ETA: and yes, they pointed out bible verses that supported those beliefs. You could easily find the verses on google. I don’t know my bible well enough to recall off the top of my head.
I have not gone through all of the posts in this thread so apologies if it has been covered but when they were discussing the issue in Charlotte, I heard someone make the argument that with the decision being passed in Charlotte it would allow someone who is biologically male to wake up one morning feeling like a female freely be able to go into a female locker room. This person could look very male, beard, etc but still feeling inwardly like a female and that is all they would need to say. Is that true to anyone’s knowledge?

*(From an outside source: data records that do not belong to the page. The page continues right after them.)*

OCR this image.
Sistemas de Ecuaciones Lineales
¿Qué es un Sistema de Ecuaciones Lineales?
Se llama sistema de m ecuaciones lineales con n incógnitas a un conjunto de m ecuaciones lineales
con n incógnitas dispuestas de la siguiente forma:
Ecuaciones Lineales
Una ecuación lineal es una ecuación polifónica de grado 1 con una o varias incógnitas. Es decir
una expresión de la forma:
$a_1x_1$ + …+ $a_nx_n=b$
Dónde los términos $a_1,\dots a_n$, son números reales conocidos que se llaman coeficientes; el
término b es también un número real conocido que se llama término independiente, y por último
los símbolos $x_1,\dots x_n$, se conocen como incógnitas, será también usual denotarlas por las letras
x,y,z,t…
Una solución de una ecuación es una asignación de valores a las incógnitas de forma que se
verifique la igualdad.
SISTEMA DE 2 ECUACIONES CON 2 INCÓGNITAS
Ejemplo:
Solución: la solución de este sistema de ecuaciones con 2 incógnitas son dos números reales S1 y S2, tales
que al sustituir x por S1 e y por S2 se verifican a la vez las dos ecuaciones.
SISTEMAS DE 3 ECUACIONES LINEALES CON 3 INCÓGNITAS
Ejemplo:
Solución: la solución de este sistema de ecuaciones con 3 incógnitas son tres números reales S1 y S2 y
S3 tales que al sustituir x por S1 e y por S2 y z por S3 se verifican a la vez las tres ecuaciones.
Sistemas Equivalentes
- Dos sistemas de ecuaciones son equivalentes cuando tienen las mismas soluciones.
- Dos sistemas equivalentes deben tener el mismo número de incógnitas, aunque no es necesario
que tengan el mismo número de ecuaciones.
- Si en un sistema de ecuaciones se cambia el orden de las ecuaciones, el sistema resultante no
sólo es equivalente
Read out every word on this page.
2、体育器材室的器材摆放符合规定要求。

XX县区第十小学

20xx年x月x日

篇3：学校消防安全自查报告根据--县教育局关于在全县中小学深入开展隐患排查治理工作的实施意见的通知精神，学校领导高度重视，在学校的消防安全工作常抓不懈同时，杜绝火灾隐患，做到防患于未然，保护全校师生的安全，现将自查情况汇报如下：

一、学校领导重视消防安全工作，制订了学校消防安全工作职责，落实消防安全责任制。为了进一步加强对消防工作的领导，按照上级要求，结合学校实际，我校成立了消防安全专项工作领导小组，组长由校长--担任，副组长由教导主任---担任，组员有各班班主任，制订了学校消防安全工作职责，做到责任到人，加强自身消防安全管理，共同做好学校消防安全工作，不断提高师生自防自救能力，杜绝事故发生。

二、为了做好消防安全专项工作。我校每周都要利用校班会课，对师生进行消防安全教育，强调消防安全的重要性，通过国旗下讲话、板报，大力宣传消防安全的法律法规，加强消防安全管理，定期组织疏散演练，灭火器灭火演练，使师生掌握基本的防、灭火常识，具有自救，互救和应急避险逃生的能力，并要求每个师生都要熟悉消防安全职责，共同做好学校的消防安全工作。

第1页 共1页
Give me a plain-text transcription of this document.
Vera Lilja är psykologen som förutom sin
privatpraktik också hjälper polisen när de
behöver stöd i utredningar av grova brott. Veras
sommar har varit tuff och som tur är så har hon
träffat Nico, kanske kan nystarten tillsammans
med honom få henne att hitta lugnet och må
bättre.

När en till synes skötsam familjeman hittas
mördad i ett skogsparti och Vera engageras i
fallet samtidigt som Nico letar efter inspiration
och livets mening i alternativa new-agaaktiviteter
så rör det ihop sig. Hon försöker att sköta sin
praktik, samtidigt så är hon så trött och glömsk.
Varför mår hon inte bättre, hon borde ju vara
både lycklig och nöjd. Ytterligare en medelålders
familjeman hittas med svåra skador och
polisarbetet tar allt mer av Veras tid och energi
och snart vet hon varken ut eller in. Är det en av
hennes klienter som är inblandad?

I believe I am fairly liberal and do not really care about anyone’s sexual orientation nor do I think anyone should be discriminated against but it seemed to me at the time Charlotte’s ruling could easily be taken advantage of??
That is the big fear, and yet the reality is that transgender people who look very much like the gender they belong to, will have to use facilities for the opposite gender (that they were born as). Think of Chaz Bono having to legally use the women’s restroom because he was born female.
Because there are scores of men out there just hoping for a chance to use the women’s restroom for some perverse reason?
It’s a baseless fear. Men weren’t doing it before the law and they’re not going to start now.
And it has already been stated several time that assault, etc (what people are “worried” about) is ALREADY illegal.
PS: I’m someone who will go in the male bathroom if the female one has a massive line. It never occurred to me that it might be illegal one day!
All this focus on restrooms - we just need to switch to gender neutral restrooms that are safe and comfortable for all!
I remember going to the MD Sheep and Wool festival at a county fairground. Women greatly outnumbered men and the lines for the women’s restroom would get horrible. Eventually, women would just take over the men’s rooms too. These are generally older women who like to knit and crochet, not exactly a radical crowd!